LA GRANDE CONFUSION
Le Sénégal est devenu un pays où l’on ne croit plus que le menteur ; où l’on soupçonne la personne honnête ; où les «insignifiants», sans connaissances ni moyens intellectuels et spirituels, ont confisqué la parole
Confusion totale. Le Sénégal est devenu un pays où l’on ne croit plus que le menteur ; où l’on soupçonne la personne honnête ; où les «insignifiants», sans connaissances ni moyens intellectuels et spirituels, ont confisqué la parole
Dans ce pays, l’on a renoncé à toute ambition de devenir meilleur. Il y fourmille des détournements sans détourneurs, des viols sans violeurs, des crimes sans criminels, des arrivistes cyniques et pervers.

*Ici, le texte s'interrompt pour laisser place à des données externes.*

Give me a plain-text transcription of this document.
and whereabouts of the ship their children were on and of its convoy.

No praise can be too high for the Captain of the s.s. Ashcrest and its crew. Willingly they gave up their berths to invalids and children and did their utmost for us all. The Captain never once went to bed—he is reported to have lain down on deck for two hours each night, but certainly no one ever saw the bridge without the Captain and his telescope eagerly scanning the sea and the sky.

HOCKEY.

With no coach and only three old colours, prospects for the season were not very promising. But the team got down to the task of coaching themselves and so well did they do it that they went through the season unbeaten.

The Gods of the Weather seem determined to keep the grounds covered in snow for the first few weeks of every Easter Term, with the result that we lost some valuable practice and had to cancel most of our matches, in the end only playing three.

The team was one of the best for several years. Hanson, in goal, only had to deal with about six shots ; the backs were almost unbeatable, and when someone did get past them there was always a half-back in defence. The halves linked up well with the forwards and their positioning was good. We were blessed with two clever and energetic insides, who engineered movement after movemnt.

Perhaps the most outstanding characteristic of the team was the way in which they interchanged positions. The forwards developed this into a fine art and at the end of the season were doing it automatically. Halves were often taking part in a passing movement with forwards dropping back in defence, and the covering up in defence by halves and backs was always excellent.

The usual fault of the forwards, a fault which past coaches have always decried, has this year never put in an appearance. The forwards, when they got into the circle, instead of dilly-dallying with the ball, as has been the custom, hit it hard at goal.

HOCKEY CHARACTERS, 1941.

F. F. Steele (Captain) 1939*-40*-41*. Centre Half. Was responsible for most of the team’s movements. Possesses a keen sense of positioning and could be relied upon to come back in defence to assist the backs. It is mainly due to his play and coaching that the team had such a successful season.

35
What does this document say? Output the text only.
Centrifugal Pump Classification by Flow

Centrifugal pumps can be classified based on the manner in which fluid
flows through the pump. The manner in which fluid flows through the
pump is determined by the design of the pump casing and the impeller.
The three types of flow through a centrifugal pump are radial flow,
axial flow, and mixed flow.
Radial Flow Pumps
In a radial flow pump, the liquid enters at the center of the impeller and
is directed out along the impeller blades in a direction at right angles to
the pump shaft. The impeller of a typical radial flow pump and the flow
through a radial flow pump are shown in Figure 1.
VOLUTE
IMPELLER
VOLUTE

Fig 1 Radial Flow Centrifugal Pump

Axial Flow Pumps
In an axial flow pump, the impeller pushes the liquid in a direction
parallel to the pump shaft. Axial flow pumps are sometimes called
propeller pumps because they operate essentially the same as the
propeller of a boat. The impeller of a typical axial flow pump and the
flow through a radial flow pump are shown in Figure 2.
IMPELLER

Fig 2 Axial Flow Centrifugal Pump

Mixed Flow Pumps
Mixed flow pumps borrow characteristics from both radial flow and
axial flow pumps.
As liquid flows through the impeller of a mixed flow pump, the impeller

Dans ce pays, il n’y a plus de débat. Les médias qui ont vocation à structurer leur espace de sorte à rendre possible les échanges de perspectives sur des questions essentielles ont abdiqué. Le nouveau type de sénégalais a renoncé à l’affrontement sur les idées. Il est devenu un fantôme. Virulent mais invisible. Destructeur mais inconsistant. Grâce ou à cause des réseaux sociaux, c’est une bouche nocturne aux propos invérifiables qui corrodent le jugement, détruisent les réputations d’hommes et de femmes de bien, préparent les lynchages. Ce fantôme est dans la rumeur qui, soit dit en passant, n’est rien de moins qu’un virus.
Dans ce pays, l’excellence sonne comme une abstraction, un non-sens. Le crétinisme, la manipulation et le chantage étant les armes de ceux qui imaginent que le bien consiste dans leur réussite personnelle, leur pouvoir, leur fortune et la satisfaction de leur avidité.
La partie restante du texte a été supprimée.